IWP - University of St. Gallen

Lead researcher: Prof. Dr. Sabine Seufert

Duration: 01.01.2016 – 31.01.2018

Digital media and eLearning have until now only played a minor role in vocational schools despite the ongoing digitalization and the need to adapt to these changes. Indeed, digital competences are now basic requirements of trainees and employees during and at the latest after their training. This underlines the importance of media education which wants to enable learning in schools with and through media and to contribute to constructivist-oriented learning – in particular through their integration in the curriculum and the development of technical and interdisciplinary skills. In this perspective and as common teaching practices are seen as a central barrier to innovation, this project addresses the challenge to develop new and necessary digital competences of vocational school teachers in the commercial domain through the conceptualization and design of suitable education training measures for teachers.

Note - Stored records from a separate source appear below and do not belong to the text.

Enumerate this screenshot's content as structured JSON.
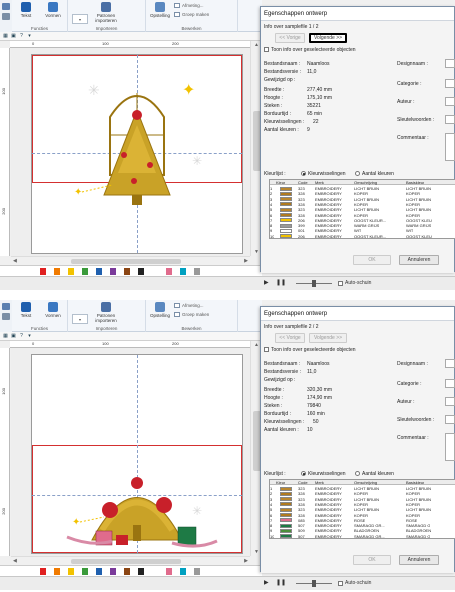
{
  "ribbon": {
    "groups": [
      {
        "label": "Functies"
      },
      {
        "label": "Importeren"
      },
      {
        "label": "Bewerken"
      }
    ],
    "buttons": [
      {
        "label": "Tekst",
        "icon": "text-icon"
      },
      {
        "label": "Vormen",
        "icon": "shapes-icon"
      },
      {
        "label": "Patronen importeren",
        "icon": "patterns-import-icon"
      },
      {
        "label": "Opstelling",
        "icon": "layout-icon"
      }
    ],
    "small": [
      {
        "label": "Afmeting...",
        "icon": "size-icon"
      },
      {
        "label": "Groep maken",
        "icon": "group-icon"
      }
    ],
    "accent": "#1f5fae"
  },
  "rulers": {
    "top": [
      "0",
      "100",
      "200"
    ],
    "left": [
      "100",
      "200"
    ]
  },
  "dialog": {
    "title": "Egenschappen ontwerp",
    "labels": {
      "filename": "Bestandsnaam :",
      "version": "Bestandsversie :",
      "created": "Gewijzigd op :",
      "width": "Breedte :",
      "height": "Hoogte :",
      "stitches": "Steken :",
      "time": "Borduurtijd :",
      "color_changes": "Kleurwisselingen :",
      "num_colors": "Aantal kleuren :",
      "designer": "Designnaam :",
      "category": "Categorie :",
      "author": "Auteur :",
      "keywords": "Sleutelwoorden :",
      "comments": "Commentaar :",
      "color_list": "Kleurlijst :",
      "radio_changes": "Kleurwisselingen",
      "radio_count": "Aantal kleuren",
      "checkbox": "Toon info over geselecteerde objecten"
    },
    "buttons": {
      "prev": "<< Vorige",
      "next": "Volgende >>",
      "ok": "OK",
      "cancel": "Annuleren"
    },
    "table_headers": [
      "Kleur",
      "Code",
      "Merk",
      "Omschrijving",
      "Basiskleur"
    ]
  },
  "panels": [
    {
      "info_line": "Info over samplefile 1 / 2",
      "values": {
        "filename": "Naamloos",
        "version": "11,0",
        "created": "",
        "width": "277,40 mm",
        "height": "175,10 mm",
        "stitches": "35221",
        "time": "65 min",
        "color_changes": "22",
        "num_colors": "9"
      },
      "rows": [
        {
          "n": "1",
          "color": "#b8862e",
          "code": "323",
          "brand": "EMBROIDERY",
          "desc": "LICHT BRUIN",
          "base": "LICHT BRUIN"
        },
        {
          "n": "2",
          "color": "#b07a1e",
          "code": "328",
          "brand": "EMBROIDERY",
          "desc": "KOPER",
          "base": "KOPER"
        },
        {
          "n": "3",
          "color": "#b8862e",
          "code": "323",
          "brand": "EMBROIDERY",
          "desc": "LICHT BRUIN",
          "base": "LICHT BRUIN"
        },
        {
          "n": "4",
          "color": "#b07a1e",
          "code": "328",
          "brand": "EMBROIDERY",
          "desc": "KOPER",
          "base": "KOPER"
        },
        {
          "n": "5",
          "color": "#b8862e",
          "code": "323",
          "brand": "EMBROIDERY",
          "desc": "LICHT BRUIN",
          "base": "LICHT BRUIN"
        },
        {
          "n": "6",
          "color": "#b07a1e",
          "code": "328",
          "brand": "EMBROIDERY",
          "desc": "KOPER",
          "base": "KOPER"
        },
        {
          "n": "7",
          "color": "#f2c200",
          "code": "206",
          "brand": "EMBROIDERY",
          "desc": "OOGST KLEUR...",
          "base": "OOGST KLEU"
        },
        {
          "n": "8",
          "color": "#9a9a9a",
          "code": "399",
          "brand": "EMBROIDERY",
          "desc": "WARM GRIJS",
          "base": "WARM GRIJS"
        },
        {
          "n": "9",
          "color": "#ffffff",
          "code": "001",
          "brand": "EMBROIDERY",
          "desc": "WIT",
          "base": "WIT"
        },
        {
          "n": "10",
          "color": "#f2c200",
          "code": "206",
          "brand": "EMBROIDERY",
          "desc": "OOGST KLEUR...",
          "base": "OOGST KLEU"
        }
      ]
    },
    {
      "info_line": "Info over samplefile 2 / 2",
      "values": {
        "filename": "Naamloos",
        "version": "11,0",
        "created": "",
        "width": "320,30 mm",
        "height": "174,90 mm",
        "stitches": "79840",
        "time": "160 min",
        "color_changes": "50",
        "num_colors": "10"
      },
      "rows": [
        {
          "n": "1",
          "color": "#b8862e",
          "code": "323",
          "brand": "EMBROIDERY",
          "desc": "LICHT BRUIN",
          "base": "LICHT BRUIN"
        },
        {
          "n": "2",
          "color": "#b07a1e",
          "code": "328",
          "brand": "EMBROIDERY",
          "desc": "KOPER",
          "base": "KOPER"
        },
        {
          "n": "3",
          "color": "#b8862e",
          "code": "323",
          "brand": "EMBROIDERY",
          "desc": "LICHT BRUIN",
          "base": "LICHT BRUIN"
        },
        {
          "n": "4",
          "color": "#b07a1e",
          "code": "328",
          "brand": "EMBROIDERY",
          "desc": "KOPER",
          "base": "KOPER"
        },
        {
          "n": "5",
          "color": "#b8862e",
          "code": "323",
          "brand": "EMBROIDERY",
          "desc": "LICHT BRUIN",
          "base": "LICHT BRUIN"
        },
        {
          "n": "6",
          "color": "#b07a1e",
          "code": "328",
          "brand": "EMBROIDERY",
          "desc": "KOPER",
          "base": "KOPER"
        },
        {
          "n": "7",
          "color": "#e06b8c",
          "code": "085",
          "brand": "EMBROIDERY",
          "desc": "ROSE",
          "base": "ROSE"
        },
        {
          "n": "8",
          "color": "#1e7a45",
          "code": "507",
          "brand": "EMBROIDERY",
          "desc": "SMARAGD GR...",
          "base": "SMARAGD G"
        },
        {
          "n": "9",
          "color": "#4c8f3a",
          "code": "509",
          "brand": "EMBROIDERY",
          "desc": "BLADGROEN",
          "base": "BLADGROEN"
        },
        {
          "n": "10",
          "color": "#1e7a45",
          "code": "507",
          "brand": "EMBROIDERY",
          "desc": "SMARAGD GR...",
          "base": "SMARAGD G"
        }
      ]
    }
  ],
  "status": {
    "autoscroll": "Auto-schuin"
  },
  "palette_colors": [
    "#e02020",
    "#f07a00",
    "#f2c200",
    "#3a9a3a",
    "#1f5fae",
    "#7a3a9a",
    "#8b4513",
    "#222222",
    "#ffffff",
    "#e06b8c",
    "#00a0c0",
    "#999999"
  ]
}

This requires a systematic approach to professional development of teachers at vocational schools.

Therefore, the empirical validation of the competence model will be based on a systematic pilot study with a sample of about three hundred teachers from at least four different pilot schools. The conceptualization and design of suitable training measures for teachers on media-based education requires a concrete discussion and formulation of the requisite competences. The results of the pilot study will provide the baseline evaluation as a comparison and planning base for monitoring and evaluating planned interventions for a possible next phase.

In conclusion, this research aims to help individuals, through media education, to use media knowledgeably, responsibly (both towards self and others) as well as critically, whether in a general or professional context. In a broader perspective, digital media perform a bridging function through their direct relevance to the students’ lifestyles and serve “as a cultural resource enabling them to participate and become involved in social processes [...] and develop personal world views and their identity” (Mayrberger, 2012, p. 401).